Galveston's DesignWorks Bounces Back After Ike
Rosane Volchan O'Conor's After Ike I
The center of Hurricane Ike's eye passed two blocks from Galveston's DesignWorks gallery on Sept. 12. The results weren't pretty.
The gallery got 8 feet of water. Owners Stephen and Elisabeth Lanier were able to move most of the artwork up to the mezzanine, but had elevated the rest about 5 feet off the floor, which turned out not to be high enough.
They weren't able to get back into the gallery until 15 days after the storm. They spent two weeks sifting through wreckage and sludge to try to salvage what they could. They bounced around temporary homes in College Station, Bellaire and Houston, and even contemplated relocating here. But because they own the condominium that doubles as a gallery and a residence, that idea was shortlived.
"We essentially had no choice but to do something to bring the property back to a condition of reusability," Stephen Lanier said.
Now, after months of renovations, DesignWorks is back in business with a group exhibition of gallery artists aptly titled Return. Rebuild. Renew.
Not surprisingly, much of the art on view represents its creators' responses to Ike.
Take Rosane Volchan O'Conor, whose work "went swimming" when the hurricane struck because it was among those not moved to the mezzanine before the gallery flooded, Lanier said. Fascinated with the abstract patterning left by the dried mud on one of her pieces, O'Conor incorporated it into a monotype titled After Ike I.
"In a way, she's turned a negative into a positive — by finding inspiration from the mud itself," Lanier said.

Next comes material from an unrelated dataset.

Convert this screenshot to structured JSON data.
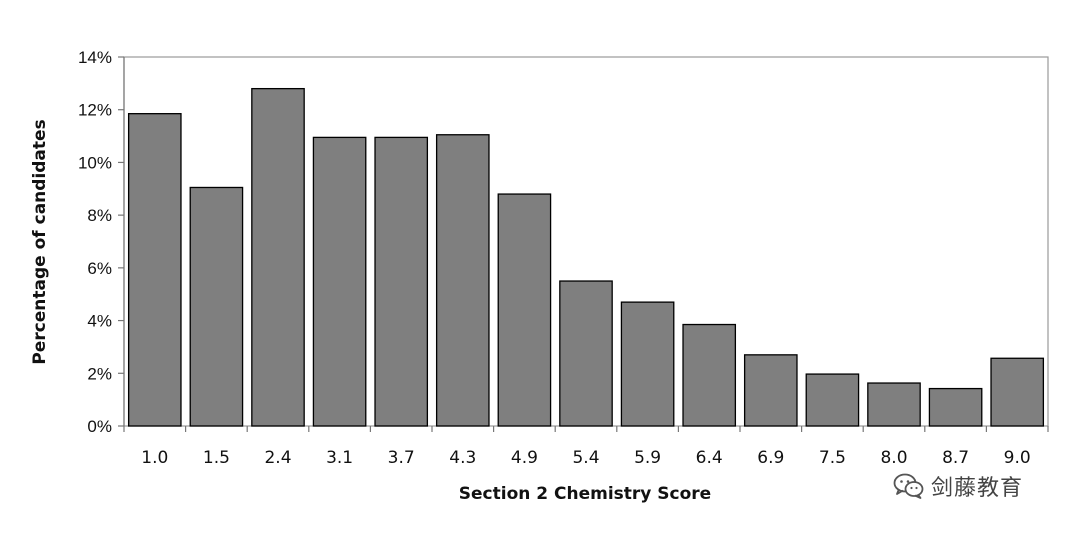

Martha J. Terrill makes what Lanier describes as Joseph-Cornell-like shadowboxes. They became more ornate after Ike struck, he said.
"The one that's in the show consists entirely of debris she found walking her dog on the beach after she returned after the hurricane, including materials like house numbers and dominos and upholstery tassels," Lanier said.
Painter René Wiley is "taking what look like they should be pretty marshscapes, and she's distressing them somewhat … adding a layer of tension behind what otherwise might appear to be straight-ahead landscape painting," Lanier said.
The first painting created by Skynear after the storm was executed in a mostly black palette, Lanier said, adding that Skynear lost everything in his downtown Galveston studio.
While the gallery's flood insurance did not cover damage to the artworks, it did enable the couple "to bring the space back to essentially the same level that we'd been at before," Lanier said, adding that the redesign has given the gallery a "much more elegant" feel.
"We actually think there's a great potential for Galveston to come back," he said.